WACS: 400Gbps from day one
| Rudolph Muller | November 20, 2009 | No comments |
The West African Cable System is on track to deliver more bandwidth to SA than all other cables combined
The West African Cable System (WACS) which is due to be completed in 2011, will link South Africa and the United Kingdom. The cable system is a joint venture between Telkom, Neotel, MTN, Vodacom and the state owned Broadband Infraco.
Along its route, the cable will land in numerous countries, including Namibia, Angola, the Democratic Republic of the Congo, the Republic of Congo, Cameroon, Nigeria, Togo, Ghana, Côte d’Ivoire, Cape Verde and Portugal are among the planned destinations.
The design capacity of the cable system is set at 3.84Tb/s, with talk of over 5Tb/s being viable in future. This dwarfs other cables such as SAT3 (340Gb/s), SAFE (440Gb/s), SEACOM (1.28Tb/s) and EASSy (1.4Tb/s) – which when combined offer nearly 2.7Tb/s, well under the minimum capacity of WACS.
Speaking at the recent MyBroadband conference, Kobus Stroeder, chairman of the WACS Management Committee, discussed why a high capacity cable was designed, and gave an update on progress of the project.
“The system is a good example of collaboration amongst operators in a single market, and one of the few examples in the world where all major operators have collaborated on a single project,” said Stroeder.
“The [consortium] business model is quite different to that of a privately owned system. Return will be generated from the use of the capacity in the retail sector, and not necessarily just from the wholesale of bandwidth.”
“[WACS] will be equipped for 400Gb/s on day one, and it could potentially be higher. The reason for the capacity is the four fibre pairs, whereas most [systems] have two,” Stroeder explained.

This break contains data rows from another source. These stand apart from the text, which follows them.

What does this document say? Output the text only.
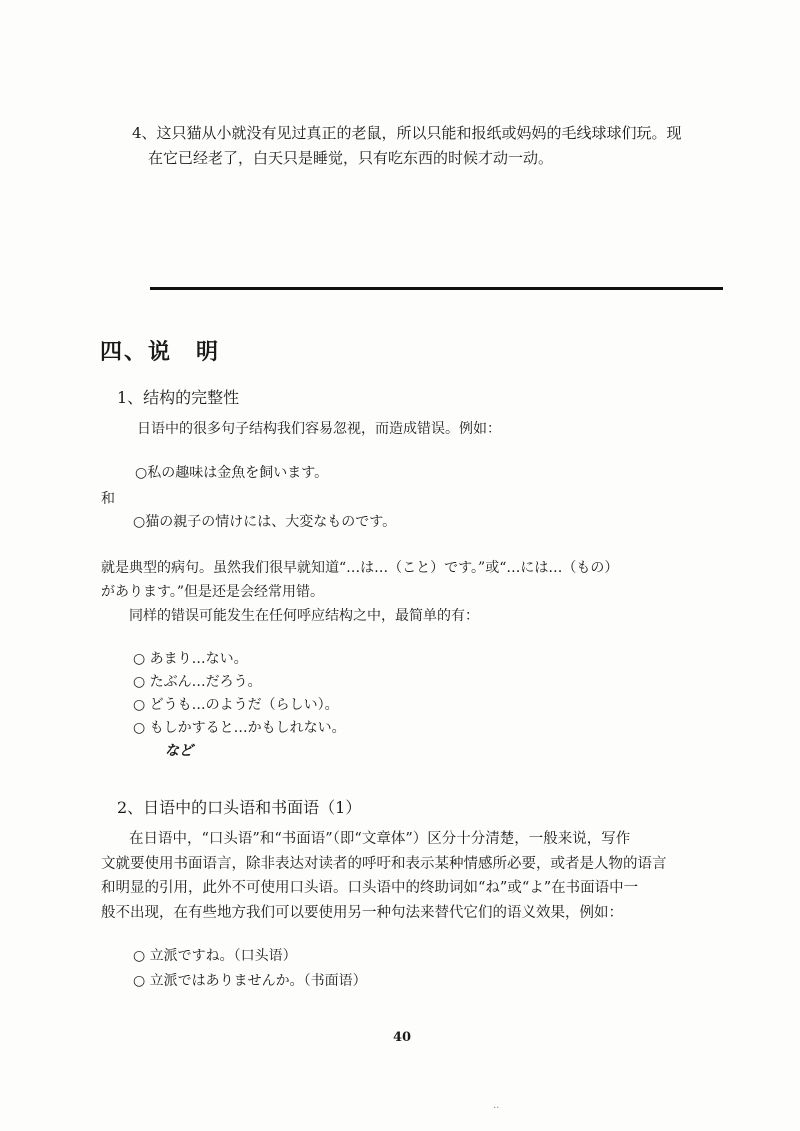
4、这只猫从小就没有见过真正的老鼠，所以只能和报纸或妈妈的毛线球球们玩。现
在它已经老了，白天只是睡觉，只有吃东西的时候才动一动。
四、说　明
1、结构的完整性
日语中的很多句子结构我们容易忽视，而造成错误。例如：
○私の趣味は金魚を飼います。
和
○猫の親子の情けには、大変なものです。
就是典型的病句。虽然我们很早就知道“…は…（こと）です。”或“…には…（もの）
があります。”但是还是会经常用错。
同样的错误可能发生在任何呼应结构之中，最简单的有：
○ あまり…ない。
○ たぶん…だろう。
○ どうも…のようだ（らしい）。
○ もしかすると…かもしれない。
など
2、日语中的口头语和书面语（1）
在日语中，“口头语”和“书面语”（即“文章体”）区分十分清楚，一般来说，写作
文就要使用书面语言，除非表达对读者的呼吁和表示某种情感所必要，或者是人物的语言
和明显的引用，此外不可使用口头语。口头语中的终助词如“ね”或“よ”在书面语中一
般不出现，在有些地方我们可以要使用另一种句法来替代它们的语义效果，例如：
○ 立派ですね。（口头语）
○ 立派ではありませんか。（书面语）
40
..
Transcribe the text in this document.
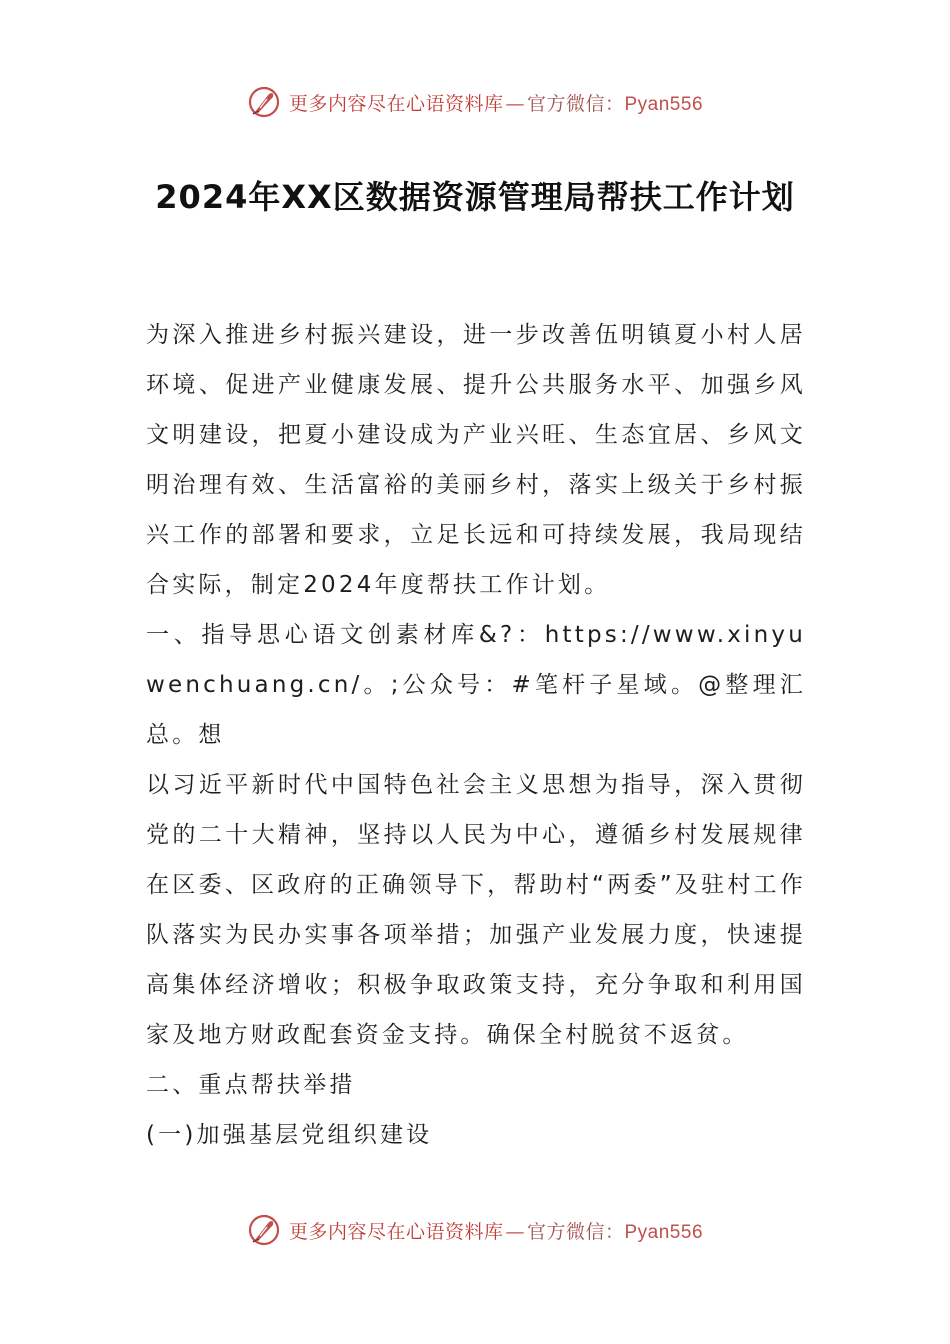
更多内容尽在心语资料库 — 官方微信：Pyan556
2024年XX区数据资源管理局帮扶工作计划

为深入推进乡村振兴建设，进一步改善伍明镇夏小村人居环境、促进产业健康发展、提升公共服务水平、加强乡风文明建设，把夏小建设成为产业兴旺、生态宜居、乡风文明治理有效、生活富裕的美丽乡村，落实上级关于乡村振兴工作的部署和要求，立足长远和可持续发展，我局现结合实际，制定2024年度帮扶工作计划。

一、指导思心语文创素材库&?：https://www.xinyuwenchuang.cn/。;公众号：#笔杆子星域。@整理汇总。想

以习近平新时代中国特色社会主义思想为指导，深入贯彻党的二十大精神，坚持以人民为中心，遵循乡村发展规律在区委、区政府的正确领导下，帮助村“两委”及驻村工作队落实为民办实事各项举措；加强产业发展力度，快速提高集体经济增收；积极争取政策支持，充分争取和利用国家及地方财政配套资金支持。确保全村脱贫不返贫。

二、重点帮扶举措

(一)加强基层党组织建设

更多内容尽在心语资料库 — 官方微信：Pyan556
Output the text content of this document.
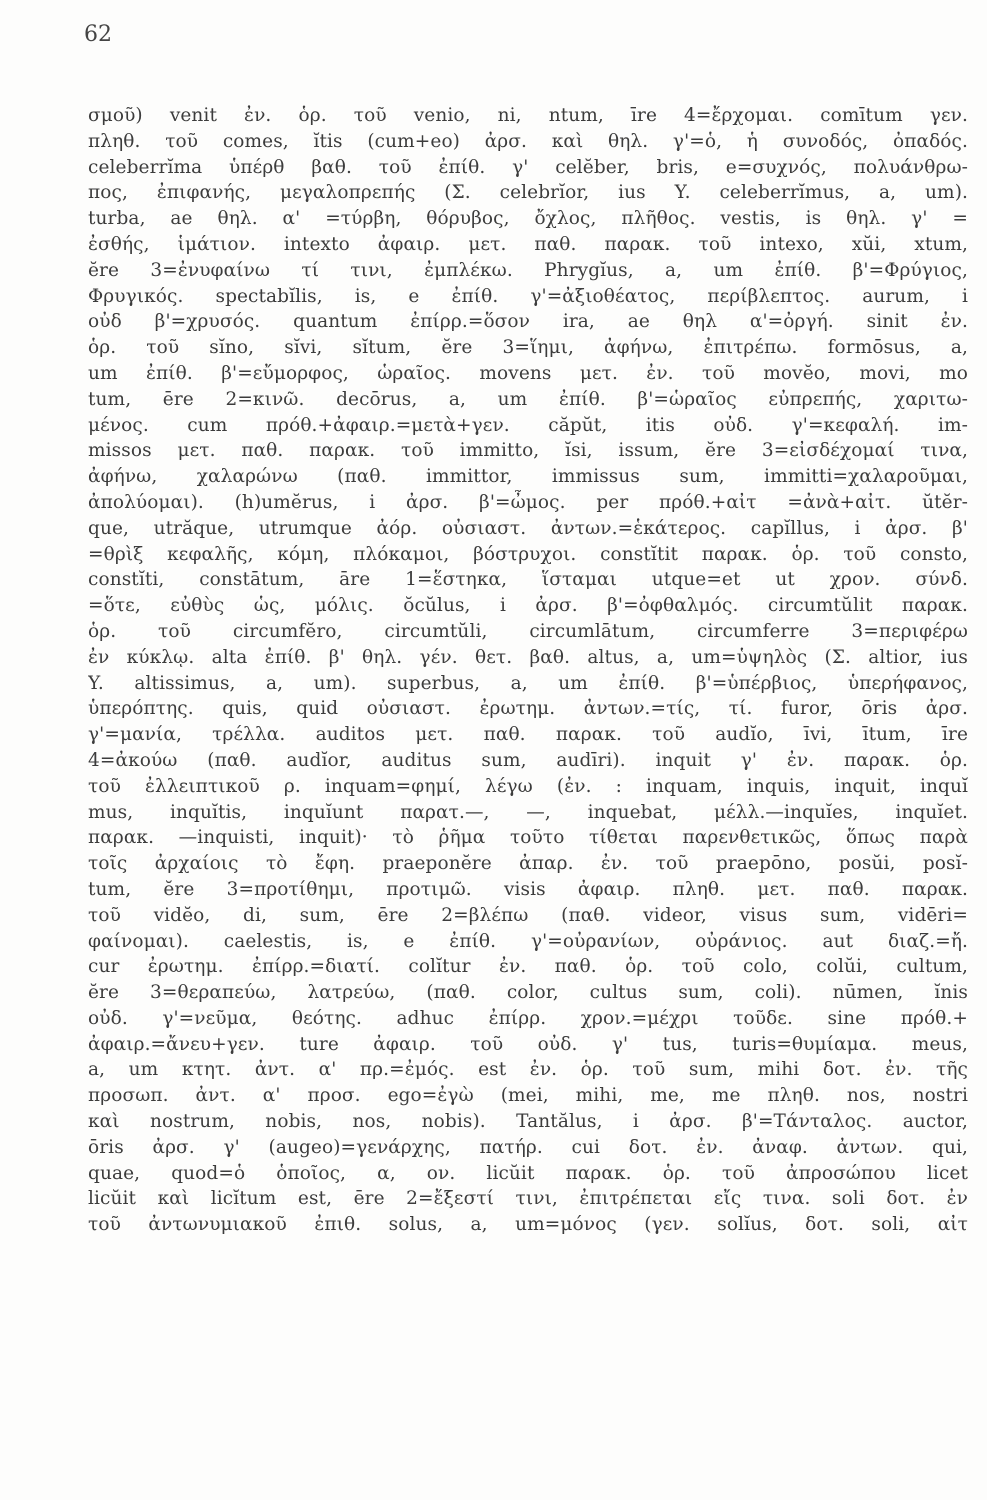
62
σμοῦ) venit ἐν. ὁρ. τοῦ venio, ni, ntum, īre 4=ἔρχομαι. comītum γεν.
πληθ. τοῦ comes, ĭtis (cum+eo) ἀρσ. καὶ θηλ. γ'=ὁ, ἡ συνοδός, ὀπαδός.
celeberrĭma ὑπέρθ βαθ. τοῦ ἐπίθ. γ' celĕber, bris, e=συχνός, πολυάνθρω-
πος, ἐπιφανής, μεγαλοπρεπής (Σ. celebrĭor, ius Y. celeberrĭmus, a, um).
turba, ae θηλ. α' =τύρβη, θόρυβος, ὄχλος, πλῆθος. vestis, is θηλ. γ' =
ἐσθής, ἱμάτιον. intexto ἀφαιρ. μετ. παθ. παρακ. τοῦ intexo, xŭi, xtum,
ĕre 3=ἐνυφαίνω τί τινι, ἐμπλέκω. Phrygĭus, a, um ἐπίθ. β'=Φρύγιος,
Φρυγικός. spectabĭlis, is, e ἐπίθ. γ'=ἀξιοθέατος, περίβλεπτος. aurum, i
οὐδ β'=χρυσός. quantum ἐπίρρ.=ὅσον ira, ae θηλ α'=ὀργή. sinit ἐν.
ὁρ. τοῦ sĭno, sĭvi, sĭtum, ĕre 3=ἵημι, ἀφήνω, ἐπιτρέπω. formōsus, a,
um ἐπίθ. β'=εὔμορφος, ὡραῖος. movens μετ. ἐν. τοῦ movĕo, movi, mo
tum, ēre 2=κινῶ. decōrus, a, um ἐπίθ. β'=ὡραῖος εὐπρεπής, χαριτω-
μένος. cum πρόθ.+ἀφαιρ.=μετὰ+γεν. căpŭt, itis οὐδ. γ'=κεφαλή. im-
missos μετ. παθ. παρακ. τοῦ immitto, ĭsi, issum, ĕre 3=εἰσδέχομαί τινα,
ἀφήνω, χαλαρώνω (παθ. immittor, immissus sum, immitti=χαλαροῦμαι,
ἀπολύομαι). (h)umĕrus, i ἀρσ. β'=ὦμος. per πρόθ.+αἰτ =ἀνὰ+αἰτ. ŭtĕr-
que, utrăque, utrumque ἀόρ. οὐσιαστ. ἀντων.=ἑκάτερος. capĭllus, i ἀρσ. β'
=θρὶξ κεφαλῆς, κόμη, πλόκαμοι, βόστρυχοι. constĭtit παρακ. ὁρ. τοῦ consto,
constĭti, constātum, āre 1=ἕστηκα, ἵσταμαι utque=et ut χρον. σύνδ.
=ὅτε, εὐθὺς ὡς, μόλις. ŏcŭlus, i ἀρσ. β'=ὀφθαλμός. circumtŭlit παρακ.
ὁρ. τοῦ circumfĕro, circumtŭli, circumlātum, circumferre 3=περιφέρω
ἐν κύκλῳ. alta ἐπίθ. β' θηλ. γέν. θετ. βαθ. altus, a, um=ὑψηλὸς (Σ. altior, ius
Y. altissimus, a, um). superbus, a, um ἐπίθ. β'=ὑπέρβιος, ὑπερήφανος,
ὑπερόπτης. quis, quid οὐσιαστ. ἐρωτημ. ἀντων.=τίς, τί. furor, ōris ἀρσ.
γ'=μανία, τρέλλα. auditos μετ. παθ. παρακ. τοῦ audĭo, īvi, ītum, īre
4=ἀκούω (παθ. audĭor, auditus sum, audīri). inquit γ' ἐν. παρακ. ὁρ.
τοῦ ἐλλειπτικοῦ ρ. inquam=φημί, λέγω (ἐν. : inquam, inquis, inquit, inquĭ
mus, inquĭtis, inquĭunt παρατ.—, —, inquebat, μέλλ.—inquĭes, inquĭet.
παρακ. —inquisti, inquit)· τὸ ῥῆμα τοῦτο τίθεται παρενθετικῶς, ὅπως παρὰ
τοῖς ἀρχαίοις τὸ ἔφη. praeponĕre ἀπαρ. ἐν. τοῦ praepōno, posŭi, posĭ-
tum, ĕre 3=προτίθημι, προτιμῶ. visis ἀφαιρ. πληθ. μετ. παθ. παρακ.
τοῦ vidĕo, di, sum, ēre 2=βλέπω (παθ. videor, visus sum, vidēri=
φαίνομαι). caelestis, is, e ἐπίθ. γ'=οὐρανίων, οὐράνιος. aut διαζ.=ἤ.
cur ἐρωτημ. ἐπίρρ.=διατί. colĭtur ἐν. παθ. ὁρ. τοῦ colo, colŭi, cultum,
ĕre 3=θεραπεύω, λατρεύω, (παθ. color, cultus sum, coli). nūmen, ĭnis
οὐδ. γ'=νεῦμα, θεότης. adhuc ἐπίρρ. χρον.=μέχρι τοῦδε. sine πρόθ.+
ἀφαιρ.=ἄνευ+γεν. ture ἀφαιρ. τοῦ οὐδ. γ' tus, turis=θυμίαμα. meus,
a, um κτητ. ἀντ. α' πρ.=ἐμός. est ἐν. ὁρ. τοῦ sum, mihi δοτ. ἐν. τῆς
προσωπ. ἀντ. α' προσ. ego=ἐγὼ (mei, mihi, me, me πληθ. nos, nostri
καὶ nostrum, nobis, nos, nobis). Tantălus, i ἀρσ. β'=Τάνταλος. auctor,
ōris ἀρσ. γ' (augeo)=γενάρχης, πατήρ. cui δοτ. ἐν. ἀναφ. ἀντων. qui,
quae, quod=ὁ ὁποῖος, α, ον. licŭit παρακ. ὁρ. τοῦ ἀπροσώπου licet
licŭit καὶ licĭtum est, ēre 2=ἔξεστί τινι, ἐπιτρέπεται εἴς τινα. soli δοτ. ἐν
τοῦ ἀντωνυμιακοῦ ἐπιθ. solus, a, um=μόνος (γεν. solĭus, δοτ. soli, αἰτ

“We have designed the system so that we can have the shortest route, and the lowest latency, from large markets such as Nigeria and South Africa, into Europe with no intermediate landings,” Stroeder continued. There will be a single connection running from South Africa to London.
Right up to the point-of-presence installed in London, the entire system is directly under control of the operator consortium, with no third parties or other systems having an effect between points of interconnect.
“The system contract was signed on the 8th of April. The route survey is completed and the trunk survey is still to be completed. We have started manufacture of equipment – more than 10% of the repeaters have been manufactured,” Stroeder continued.
“Since the conceptual design by all of these operators, they have really illustrated commitment and a single minded focus on their goal – to provide cost effective connectivity between Europe and South Africa, and other African markets,” Stroeder concluded.